Tordasis Jugendbuch ist unterhaltsame Lektüre, leider mit einem kleinen Hänger zwischen den Seiten 150 und 200. Erst nachdem die Autorin kurz nach Seite 200 die Geheimnisse ihrer Welt lüftet und der Leser deren Mysterien enträtseln kann, steigt der Spannungsgehalt der Geschichte wieder rapide an.

Der Autorin gelingt es damit sogar, das Niveau von einer diffusen und eher uninteressanten Fantasy-Welt auf eine SF-Zukunftswelt zu heben, die uns alle angehen sollte und die einen starken Bezug zu unseren heutigen Klima-Problemen und damit unserer Realität hat.

Die naturwissenschaftliche Ausarbeitung einer glaubhaften Zukunftswelt bedeutet ganz klar, dass sich die Hintergrundkonstruktion der ganzen Geschichte an Glaubwürdigkeit und naturwissenschaftlichen Details bemessen lassen muss und somit schwieriger zu leisten ist (was der Autorin aber sehr gut gelingt).
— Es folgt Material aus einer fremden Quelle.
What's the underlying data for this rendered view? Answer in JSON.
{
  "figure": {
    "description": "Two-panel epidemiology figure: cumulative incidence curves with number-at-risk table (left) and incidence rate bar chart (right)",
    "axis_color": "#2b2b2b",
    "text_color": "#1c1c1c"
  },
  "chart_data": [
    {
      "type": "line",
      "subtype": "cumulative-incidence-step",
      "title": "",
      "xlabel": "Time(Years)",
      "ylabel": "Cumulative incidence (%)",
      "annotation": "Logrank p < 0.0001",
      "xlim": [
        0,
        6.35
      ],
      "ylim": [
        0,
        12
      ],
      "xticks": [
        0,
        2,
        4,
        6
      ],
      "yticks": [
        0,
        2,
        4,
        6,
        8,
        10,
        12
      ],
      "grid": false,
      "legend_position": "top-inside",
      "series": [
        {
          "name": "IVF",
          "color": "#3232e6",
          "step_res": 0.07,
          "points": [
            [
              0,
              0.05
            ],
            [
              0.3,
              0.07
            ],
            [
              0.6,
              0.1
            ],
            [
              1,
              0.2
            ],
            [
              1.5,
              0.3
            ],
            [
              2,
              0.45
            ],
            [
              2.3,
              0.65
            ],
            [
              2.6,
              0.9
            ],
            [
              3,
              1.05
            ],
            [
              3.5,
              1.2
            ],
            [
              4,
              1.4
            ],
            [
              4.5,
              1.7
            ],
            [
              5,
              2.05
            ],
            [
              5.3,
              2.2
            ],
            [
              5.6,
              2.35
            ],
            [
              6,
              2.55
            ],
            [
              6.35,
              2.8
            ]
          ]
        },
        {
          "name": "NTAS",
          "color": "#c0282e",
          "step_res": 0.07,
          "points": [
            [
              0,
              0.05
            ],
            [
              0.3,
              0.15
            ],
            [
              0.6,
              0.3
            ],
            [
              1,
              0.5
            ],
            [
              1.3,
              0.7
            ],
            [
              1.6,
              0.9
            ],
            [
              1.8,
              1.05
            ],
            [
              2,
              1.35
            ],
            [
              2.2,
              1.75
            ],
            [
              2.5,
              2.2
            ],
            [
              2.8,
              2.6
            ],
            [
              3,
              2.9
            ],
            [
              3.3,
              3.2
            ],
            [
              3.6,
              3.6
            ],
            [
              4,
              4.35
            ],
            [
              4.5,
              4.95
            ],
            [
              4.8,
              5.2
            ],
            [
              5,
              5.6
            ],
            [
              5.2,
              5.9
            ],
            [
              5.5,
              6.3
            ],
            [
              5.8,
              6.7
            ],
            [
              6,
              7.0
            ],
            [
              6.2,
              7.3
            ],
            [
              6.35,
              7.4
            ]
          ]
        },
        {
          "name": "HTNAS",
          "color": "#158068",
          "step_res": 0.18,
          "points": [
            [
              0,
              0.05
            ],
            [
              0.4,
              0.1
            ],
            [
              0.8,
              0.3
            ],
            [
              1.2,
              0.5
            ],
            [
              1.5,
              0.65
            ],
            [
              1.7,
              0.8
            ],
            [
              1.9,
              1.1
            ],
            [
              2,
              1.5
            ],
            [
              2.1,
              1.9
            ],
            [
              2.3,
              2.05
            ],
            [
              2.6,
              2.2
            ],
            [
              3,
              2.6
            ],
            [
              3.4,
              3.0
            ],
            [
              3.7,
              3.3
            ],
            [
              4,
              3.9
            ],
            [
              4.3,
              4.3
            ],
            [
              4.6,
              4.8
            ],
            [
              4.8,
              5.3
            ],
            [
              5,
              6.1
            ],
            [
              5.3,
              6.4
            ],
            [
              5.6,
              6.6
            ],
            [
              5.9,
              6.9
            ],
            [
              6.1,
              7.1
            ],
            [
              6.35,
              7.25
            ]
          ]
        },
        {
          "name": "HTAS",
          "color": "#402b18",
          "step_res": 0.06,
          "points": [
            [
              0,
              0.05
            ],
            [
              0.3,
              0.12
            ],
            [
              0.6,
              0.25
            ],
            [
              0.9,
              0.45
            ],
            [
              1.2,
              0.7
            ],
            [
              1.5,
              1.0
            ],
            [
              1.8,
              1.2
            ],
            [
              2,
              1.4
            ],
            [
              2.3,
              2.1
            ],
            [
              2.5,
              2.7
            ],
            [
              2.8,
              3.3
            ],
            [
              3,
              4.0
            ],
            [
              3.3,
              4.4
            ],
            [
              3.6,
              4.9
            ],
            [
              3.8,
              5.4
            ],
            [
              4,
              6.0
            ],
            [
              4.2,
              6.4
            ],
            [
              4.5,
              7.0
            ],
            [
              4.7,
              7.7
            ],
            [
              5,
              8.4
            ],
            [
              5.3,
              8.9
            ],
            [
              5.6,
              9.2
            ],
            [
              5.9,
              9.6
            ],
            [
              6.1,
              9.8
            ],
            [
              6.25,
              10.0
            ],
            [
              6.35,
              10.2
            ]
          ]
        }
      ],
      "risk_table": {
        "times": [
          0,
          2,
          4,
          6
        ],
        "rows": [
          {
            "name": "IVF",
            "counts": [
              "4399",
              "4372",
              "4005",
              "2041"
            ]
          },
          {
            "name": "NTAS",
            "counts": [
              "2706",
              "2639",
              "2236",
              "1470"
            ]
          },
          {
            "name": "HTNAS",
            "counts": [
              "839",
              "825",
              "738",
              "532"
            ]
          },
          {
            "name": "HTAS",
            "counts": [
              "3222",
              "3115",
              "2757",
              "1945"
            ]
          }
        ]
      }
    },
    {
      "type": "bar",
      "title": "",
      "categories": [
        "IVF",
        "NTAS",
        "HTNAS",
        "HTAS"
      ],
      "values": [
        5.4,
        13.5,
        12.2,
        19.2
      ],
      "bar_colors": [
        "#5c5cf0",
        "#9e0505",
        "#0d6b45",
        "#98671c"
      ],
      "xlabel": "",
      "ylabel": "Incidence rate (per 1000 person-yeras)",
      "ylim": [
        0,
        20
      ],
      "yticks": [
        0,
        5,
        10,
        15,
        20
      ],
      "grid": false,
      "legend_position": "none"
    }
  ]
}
Womit die hier beschriebene Welt deutlich mehr Relevanz erhält, als dies bei einer oberflächlichen Fantasy-Welt der Fall wäre, die uns selbst zwar gut unterhalten, aber nicht wirklich tiefgreifend ansprechen oder gar wirklich betreffen könnte.

Tordasi gelingt es dabei, den erhobenen Zeigefinger zu vermeiden und stattdessen innovative Ideen zu versprühen, welche leider erst jenseits von Seite 200 offenbar werden. Dies ist jedoch die einzige Schwäche eines ansonsten unterhaltsamen, intelligenten und phantasievollen Romans, den man Lesern empfehlen kann, die über einen gewissen geistigen Horizont verfügen und mit den hier geäußerten Ideen etwas anfangen können.

Wer kritische und clevere SF-Sujets zu schätzen weiß, der wird von „Nachtschattenwald - Auf den Spuren des Mondwandlers“ (nach einem kleinen, verschmerzbaren Hänger) hervorragend bedient.